Liu Yongfu outlived the Qing dynasty, and survived into the second decade of the twentieth century after 1911 Revolution, his reputation growing with the passing years:
He continued until the closing years of the dynasty in the employment of the Kwangtung provincial administration, and is said to have been a notable suppressor of bandits and a pacifier of clan feuds, those twin curses of the south China countryside. The advent of the Republic in 1912 found him in retirement, listening with interest to the news of public affairs as others related it to him from the papers, for he himself never learned to read. Most of the time, though, his mind dwelt in the past. He would take out Garnier’s watch and show the picture of the young wife inside the cover. He would tell of his challenge to Rivière and describe the battle at Paper Bridge. But he soon wearied of the incomprehensible foreign devils, and turned instead to what for him had been beyond comparison the most serious business of his life.

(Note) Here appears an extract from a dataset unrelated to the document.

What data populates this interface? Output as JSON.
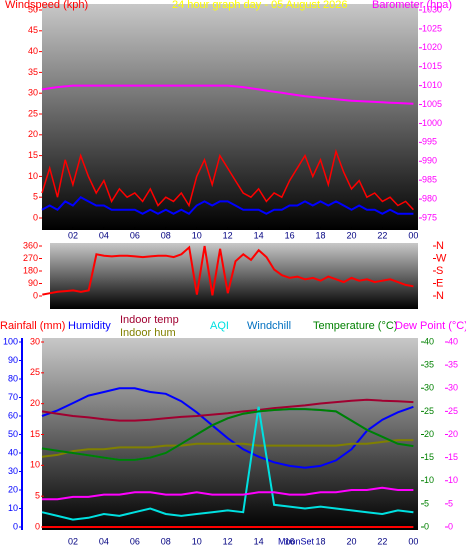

The talk would then be all of the Black and Yellow Flags, and of the long years of feuds and hatreds in the steaming malarial jungle and on the silent reaches of the great river. His published memoirs, for his reminiscences were reverently taken down in writing, have as their main theme the story of this interminable vendetta between expatriate Chinese. But when he died, in January 1917, it was as the scourge of a formidable foreign enemy, the hero whose achievements were nullified by the cowardice of his own government, that he was mourned by his countrymen, and that is the way they still remember him.

==Legacy==
The Yongfu Road and Yongfu Elementary School in West Central District, Tainan City, Taiwan, are named after Liu Yongfu.

Parts of the Wushan Campus of South China University of Technology (SCUT) in Guangzhou were once the headquarters of the Black Flag Army. The campus features the ruins of Liu Yongfu’s military outpost and a watchtower, as well as the Liu Yiting Pavilion, built in his honor.